History of Pemmasani Nayaks
Numerous Nayaks who had rendered their services to Bukka Raya had moved to Vijayanagara. Bukka Raya was an acquaintance of Kapaneedu and he had protected the Hindu Dharma in the area of Dakshnapatha or Deccan. The clan of Pemmasanis had received accolades for their bold defence of Vijayanagar Empire. Timma Nayudu, who was the father of Pemmasani Venkatapani Nayudu was one of the ancestors of the Pemmasani clan. Timma Nayudu was granted the gift of Yadaki Paragana in the year 1431 as an appreciation of his bravery which he had displayed during a battle with the Muslim armies. The Battle of Gulbarga was won by Proudha Devaraya only due to the efforts of Timma Nayudu, against his enemy Ahmed Shah. Pemmasani Nayaks were known for the forts located at Gandikota, Gutti and Yadaki.
During the illustrious days of their regime, their empire comprised the region from Krishna right up to Anantapur districts. Historical records claim that Pemmasani clan's ancestors were based in Bellamkonda which existed in Kammanadu. However, there exists another sect of the Pemmasani clan which belonged to Musunulla 'gothram'. They had their origin in the village of Musunuru in Krishna District. They might have been related to the Great Musunuri Kamma Nayaks.
Rulers of Pemmasani Dynasty
Pemmasani Kumara Thimma Nayudu was the very first ruler of Pemmasani clan who was known for fighting innumerable wars. He had constructed several forts at Pamidi, Vajrakarur, Kamalapuram, Tadipatri and Jammulamadugu and many more. Dharma Nayudu had also worked as a General, for the king Proudha Devaraya.

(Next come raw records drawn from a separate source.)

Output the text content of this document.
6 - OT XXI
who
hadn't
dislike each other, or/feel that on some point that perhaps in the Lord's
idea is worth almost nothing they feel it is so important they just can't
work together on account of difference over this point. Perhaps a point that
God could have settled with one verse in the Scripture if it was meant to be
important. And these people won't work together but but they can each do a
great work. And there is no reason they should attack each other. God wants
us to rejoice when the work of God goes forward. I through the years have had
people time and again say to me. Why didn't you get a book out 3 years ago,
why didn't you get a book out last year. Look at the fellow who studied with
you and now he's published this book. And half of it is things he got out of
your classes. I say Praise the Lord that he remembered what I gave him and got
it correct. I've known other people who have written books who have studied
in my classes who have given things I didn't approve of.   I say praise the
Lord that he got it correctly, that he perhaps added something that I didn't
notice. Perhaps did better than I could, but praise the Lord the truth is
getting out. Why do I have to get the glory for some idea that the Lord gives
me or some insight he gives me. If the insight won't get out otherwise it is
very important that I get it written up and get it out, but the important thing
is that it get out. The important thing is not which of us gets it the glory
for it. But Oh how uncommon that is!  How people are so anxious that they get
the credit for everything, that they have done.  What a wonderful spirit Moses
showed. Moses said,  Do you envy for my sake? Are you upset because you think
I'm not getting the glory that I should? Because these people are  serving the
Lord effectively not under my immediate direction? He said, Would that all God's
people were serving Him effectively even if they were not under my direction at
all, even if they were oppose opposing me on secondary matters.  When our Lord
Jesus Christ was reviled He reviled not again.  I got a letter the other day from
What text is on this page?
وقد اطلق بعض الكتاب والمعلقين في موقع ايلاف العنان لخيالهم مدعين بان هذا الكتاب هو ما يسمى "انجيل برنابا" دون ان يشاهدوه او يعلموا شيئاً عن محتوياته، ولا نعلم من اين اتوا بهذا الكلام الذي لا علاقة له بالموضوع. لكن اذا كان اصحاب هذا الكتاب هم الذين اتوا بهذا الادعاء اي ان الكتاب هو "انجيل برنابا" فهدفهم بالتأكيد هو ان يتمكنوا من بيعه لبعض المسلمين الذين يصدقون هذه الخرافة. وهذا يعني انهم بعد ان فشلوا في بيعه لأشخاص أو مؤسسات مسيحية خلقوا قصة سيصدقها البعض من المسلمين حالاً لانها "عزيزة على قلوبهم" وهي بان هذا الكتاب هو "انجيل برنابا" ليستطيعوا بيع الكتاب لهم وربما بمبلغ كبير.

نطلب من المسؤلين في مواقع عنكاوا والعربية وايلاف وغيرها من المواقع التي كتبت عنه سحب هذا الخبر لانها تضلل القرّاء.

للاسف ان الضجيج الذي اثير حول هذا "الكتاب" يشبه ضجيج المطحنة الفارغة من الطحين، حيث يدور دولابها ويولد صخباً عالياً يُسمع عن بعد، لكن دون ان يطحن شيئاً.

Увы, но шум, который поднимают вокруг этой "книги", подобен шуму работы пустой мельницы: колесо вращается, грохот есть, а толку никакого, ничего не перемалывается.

Thimma Nayudu worked as a commander in Proudha Devaraya's army who had gifted the paragana of Yadaki in 1422 CE following the victory of Thimma against Ahmed Shah in the battle of Kalubarige. This ruler had ruled the areas of Gandikota and Gutthi and created a strong fort in Gandikota. Thimma Nayudu's rule had continued for a long period of time and he had built numerous tanks and temples in his kingdom.
Decline of Pemmasani Dynasty
Chinna Thimma Gothram Musunulla was the final king who ruled Gandikota and belonged to the Pemmasani clan. The General of Golconda Nawab, Mir Jumla, had raided the kingdom of Gandikota in the year 1594, after being encouraged to do so by Podila Linganna, a royal minister. Eventually, the fort was attacked and captured, after poisoning Chinna Thimma. Linganna had plotted the murder of Thimma, as per historical evidences. Chinna Thimma's son Pinnayya Nayudu was quite young and dragged to Mysore, by some close relatives of Thimma. Numerable families who resided in Gandikota shifted to the safer regions of Ramanathapuram, Guntur, Tirunelveli, Madurai, Nagari and Kavetirajapuram.
Tamil Nadu's 'zamindar', belonging to Kurivikulam and Ilaiyarasanadal were related to the clan of Pemmasani. Such people were collectively termed as 'Gandikota Kammas'. As per the Telugu language, Gampa implies 'large basket' which were utilized for carrying precious jewelleries which included those of diamonds and others.